Auf die Skills, fertig, los!
Das Rennen um die Digital Future Skills
Florian Beier, Michelle Jörgens und Dirk Werth, August-Wilhelm Scheer Institut
(Titelbild: Adobe Stock | 95024145| Jacob Lund)
Kurz und Bündig
Die digitale Transformation führt zu einer Änderung der Qualifikationsanforderungen in der Arbeitswelt. Um diesem Wandel zu begegnen, ist Kompetenzmanagement das A&O. Hierbei werden notwendige Kompetenzen für verschiedenste Jobprofile festgelegt, der Istwert der Kompetenzen aller Mitarbeitenden erfasst, mit dem Sollwert verglichen und Kompetenzlücken durch entsprechende Kompetenzentwicklungsmaßnahmen geschlossen.

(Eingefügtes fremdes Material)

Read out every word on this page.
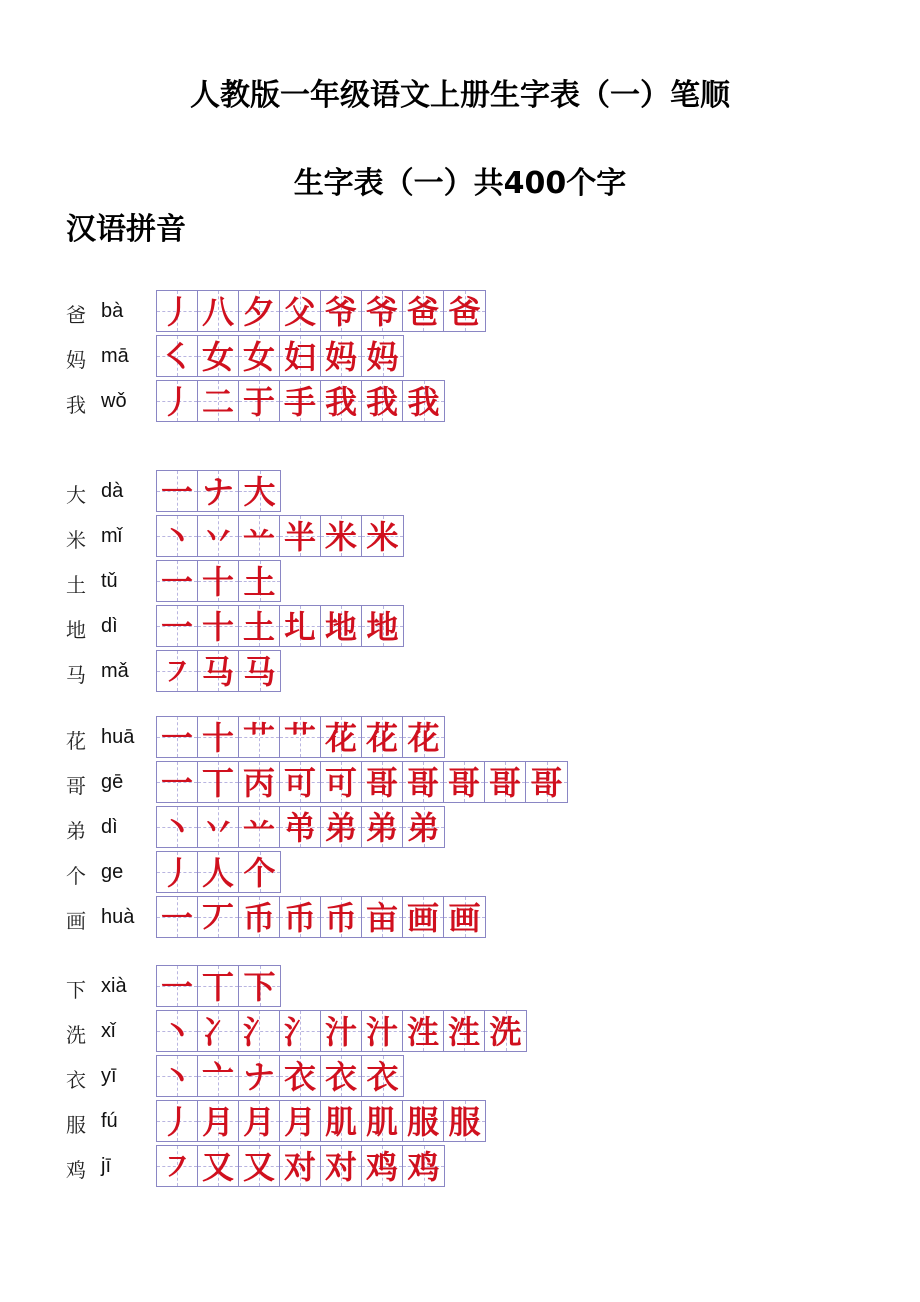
人教版一年级语文上册生字表（一）笔顺
生字表（一）共400个字
汉语拼音
爸 bà 丿 八 夕 父 爷 爷 爸 爸
妈 mā ㇛ 女 女 妇 妈 妈
我 wǒ 丿 二 于 手 我 我 我
大 dà 一 ナ 大
米 mǐ 丶 丷 䒑 半 米 米
土 tǔ 一 十 土
地 dì 一 十 土 圠 地 地
马 mǎ ㇇ 马 马
花 huā 一 十 艹 艹 花 花 花
哥 gē 一 丅 丙 可 可 哥 哥 哥 哥 哥
弟 dì 丶 丷 䒑 弚 弟 弟 弟
个 ge 丿 人 个
画 huà 一 丆 币 币 币 亩 画 画
下 xià 一 丅 下
洗 xǐ 丶 冫 氵 氵 汁 汁 泩 泩 洗
衣 yī 丶 亠 ナ 衣 衣 衣
服 fú 丿 月 月 月 肌 肌 服 服
鸡 jī ㇇ 又 又 对 对 鸡 鸡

Dieser proaktive Ansatz ermöglicht es Unternehmen, nicht nur auf aktuelle Anforderungen zu reagieren, sondern auch zukünftigen Herausforderungen vorausschauend zu begegnen.
Die digitale Transformation, der demografische Wandel und der zunehmende Fokus auf Nachhaltigkeit erfordern neue und spezielle digitale Fähigkeiten, um sich in der sich verändernden technologischen Landschaft zurechtzufinden. Auch in der Arbeitswelt zeichnet sich eine rapide Entwicklung hin zur Erfordernis digitaler Kompetenzen ab. Ressourcen in die Entwicklung digitaler Kompetenzen von Mitarbeitenden zu investieren, stellt für Unternehmen daher einen Schlüsselfaktor zur Steigerung der Wettbewerbs- und Innovationsfähigkeit sowie der Sicherung des Unternehmenserfolges dar.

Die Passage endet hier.